Financial institutions typically see measurable returns within the first quarter. On the acquisition side, conversational AI funnels convert at 2-3x the rate of static forms, increasing application volume without additional marketing spend. On the servicing side, AI interactions cost $0.50-$0.70 each compared to $6-$8 for phone-based resolution, and McKinsey reports banks implementing AI chatbots see 40-60% reductions in contact center costs within the first year. American Express automated 49.3% of customer conversations through Tars. Community banks report 20-45% reductions in inbound call volume. Juniper Research projects conversational AI will save financial institutions over $7.3 billion annually by 2026.

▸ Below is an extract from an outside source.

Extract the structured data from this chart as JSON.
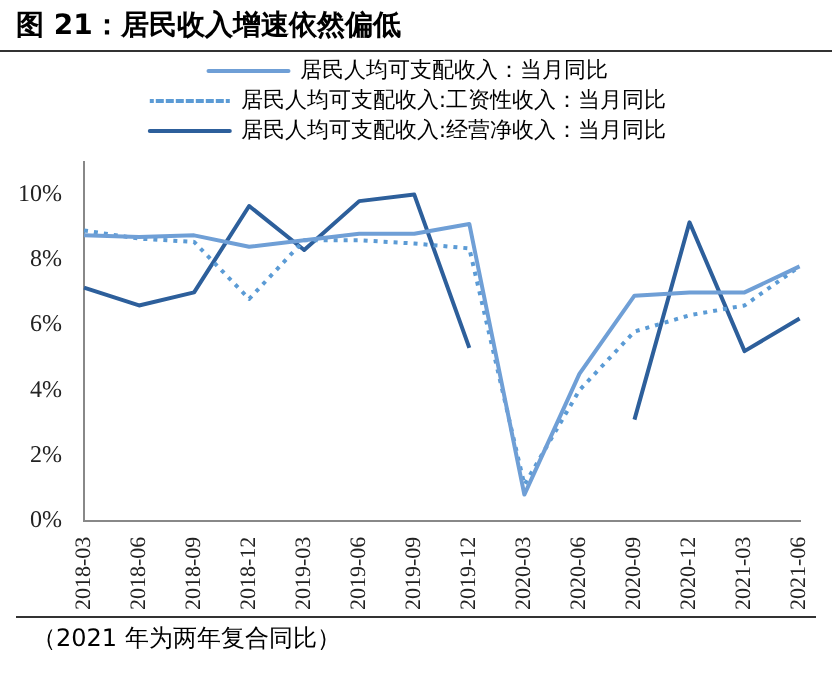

Tars processes financial data within infrastructure certified to SOC 2 Type 2, ISO 27001, and GDPR standards. Payment card interactions follow PCI-DSS aligned practices with PII masking that prevents sensitive data from being stored in conversation logs. All data is encrypted in transit and at rest with role-based access controls. Complete audit logs are maintained for regulatory review by OCC, CFPB, FDIC, and NCUA examiners. Tars does not train AI models on customer conversation data. For institutions with geographic sovereignty requirements, private hosted instances with configurable data residency are available, including Azure deployments for jurisdictions where regulators mandate local data storage.